The other irony is that both the Cannes Film Festival and Netflix are equally difficult to navigate and just when you are on the cusp of finding a great film, you either run out of patience, food or both.
Cannes Film Festival 2017
Yes, that is my manicured foot on the red carpet. I am rather pleased with that photo, a sort of stamp on the whole le selfie ban. Apparently, this year there is a selfie ban at Cannes. There was a selfie ban last year but that didn’t stop anyone taking selfies.
Here is the insider track from an ex Cannes Film Festival virgin.
Getting the press pass is the easy part.
It isn’t necessarily easy getting one but after getting through the paperwork and then the confirmation you have a pass, you sort of feel – triumphant. Ha, sit back down you aren’t a star yet. The French have a saying – why make it easy when you can make it complicated. The Cannes Film Festival organisers have taken this to heart. So you have your pass, next, you need an invitation.
I’d never heard of an invitation, I bloody had a press pass what else did I need. Can’t I just rock up? So naive, what an ingenue I was. At the bottom edge of the pass is a number, that number you need to log into the Cannes festival site and then apply for invitations. Honestly, you couldn’t make it up. There is no guarantee you will get the said invitations. There are different colours of invitation – blue or orange. If notified that you obtained an invitation then you had to go quickly to the machines in the Palais des Festivals to collect it before the deadline, no exceptions.
Every day on the Croisette, I saw people standing with cards saying – 1 invitation, please. However, people didn’t want orange invitations. They wanted blue ones. BLUE definitely is the warmest colour and easiest as you didn’t need a pass to accompany it.
Can you imagine going through all of this as a seasoned vet? The answer is no. I have done Venice, Edinburgh, London, East End film festivals and never had to do this. Also, Cannes is about the parties so can you imagine drinking and partying and still wanting to go to an 8 am screening. Precisely. I, as a hardcore South London girl did but it was touch and go. As I said, no one goes to watch the films at Cannes, no one.
They had two films at Cannes last year. That’s it two films. I no longer have Netflix. Not because I think there is anything wrong with watching a film at home. I love my bed, and I do mean love. However, I’ve found even in my role as a film critic I can spend a ridiculous amount of time hunting for a film in the vast catalogue.

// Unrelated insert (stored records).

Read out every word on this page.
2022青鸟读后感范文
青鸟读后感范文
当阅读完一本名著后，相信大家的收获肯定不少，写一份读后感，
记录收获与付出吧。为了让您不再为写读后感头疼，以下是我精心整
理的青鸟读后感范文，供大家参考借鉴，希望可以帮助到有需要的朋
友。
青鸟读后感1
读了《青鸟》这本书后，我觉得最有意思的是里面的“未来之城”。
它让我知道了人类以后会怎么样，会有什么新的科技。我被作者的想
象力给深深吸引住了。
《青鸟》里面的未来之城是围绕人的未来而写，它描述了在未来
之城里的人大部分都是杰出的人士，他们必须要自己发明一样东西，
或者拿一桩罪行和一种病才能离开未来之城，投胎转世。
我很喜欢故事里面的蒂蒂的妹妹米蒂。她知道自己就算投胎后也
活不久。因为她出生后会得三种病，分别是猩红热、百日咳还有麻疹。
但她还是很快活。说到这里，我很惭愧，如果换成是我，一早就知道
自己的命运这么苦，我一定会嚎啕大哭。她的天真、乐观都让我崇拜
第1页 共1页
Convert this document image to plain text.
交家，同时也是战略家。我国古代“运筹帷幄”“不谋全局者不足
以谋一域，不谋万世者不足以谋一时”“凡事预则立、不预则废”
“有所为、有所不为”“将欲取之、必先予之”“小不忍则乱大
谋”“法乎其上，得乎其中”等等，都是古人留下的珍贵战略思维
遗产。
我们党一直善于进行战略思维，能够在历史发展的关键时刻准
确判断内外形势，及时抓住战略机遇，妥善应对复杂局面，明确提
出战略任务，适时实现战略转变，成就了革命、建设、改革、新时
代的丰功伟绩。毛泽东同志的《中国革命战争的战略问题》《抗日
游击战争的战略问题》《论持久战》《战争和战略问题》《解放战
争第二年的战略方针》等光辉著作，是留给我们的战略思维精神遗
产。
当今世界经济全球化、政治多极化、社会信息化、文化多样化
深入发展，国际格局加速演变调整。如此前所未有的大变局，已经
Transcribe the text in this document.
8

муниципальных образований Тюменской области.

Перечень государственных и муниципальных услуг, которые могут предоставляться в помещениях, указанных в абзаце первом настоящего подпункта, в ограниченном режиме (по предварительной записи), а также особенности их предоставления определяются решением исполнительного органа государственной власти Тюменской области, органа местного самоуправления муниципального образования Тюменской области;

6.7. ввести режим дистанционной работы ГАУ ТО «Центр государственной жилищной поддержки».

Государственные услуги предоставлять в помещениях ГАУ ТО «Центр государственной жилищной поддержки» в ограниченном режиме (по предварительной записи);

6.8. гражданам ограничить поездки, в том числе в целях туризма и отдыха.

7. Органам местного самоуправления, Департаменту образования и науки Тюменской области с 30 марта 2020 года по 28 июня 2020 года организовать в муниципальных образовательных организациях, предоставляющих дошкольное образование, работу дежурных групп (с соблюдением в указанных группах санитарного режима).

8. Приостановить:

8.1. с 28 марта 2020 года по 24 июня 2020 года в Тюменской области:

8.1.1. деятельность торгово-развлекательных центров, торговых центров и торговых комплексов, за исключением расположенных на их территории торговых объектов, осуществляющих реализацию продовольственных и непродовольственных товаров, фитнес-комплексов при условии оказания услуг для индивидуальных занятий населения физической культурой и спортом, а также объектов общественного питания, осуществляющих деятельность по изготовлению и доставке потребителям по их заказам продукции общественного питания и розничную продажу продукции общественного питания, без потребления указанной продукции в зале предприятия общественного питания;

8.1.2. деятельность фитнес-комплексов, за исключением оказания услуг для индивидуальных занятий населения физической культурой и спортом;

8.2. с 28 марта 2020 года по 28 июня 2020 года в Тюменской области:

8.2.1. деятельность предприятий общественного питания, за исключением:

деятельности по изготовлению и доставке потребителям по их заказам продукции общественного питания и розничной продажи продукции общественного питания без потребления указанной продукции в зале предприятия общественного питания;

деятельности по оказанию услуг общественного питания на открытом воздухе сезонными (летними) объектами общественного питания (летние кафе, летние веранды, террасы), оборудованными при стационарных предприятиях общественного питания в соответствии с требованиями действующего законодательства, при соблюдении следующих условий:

A film festival is curated, which means the films are carefully chosen and the list isn’t so long that you can’t make a decent choice after about two hours of looking at the festival guide. If streaming is the way forward, and it may well be then these services need to be better curated. There are some hidden gems on Netflix but all that happens is that they get buried deep in the vast catalogue of films. Netflix produced Mudbound which was excellent but in order to give a chance to emerging filmmakers and the like, it needs to curate the catalogue it has. Cannes needs to get real about what it is and then update this hellish invitation system.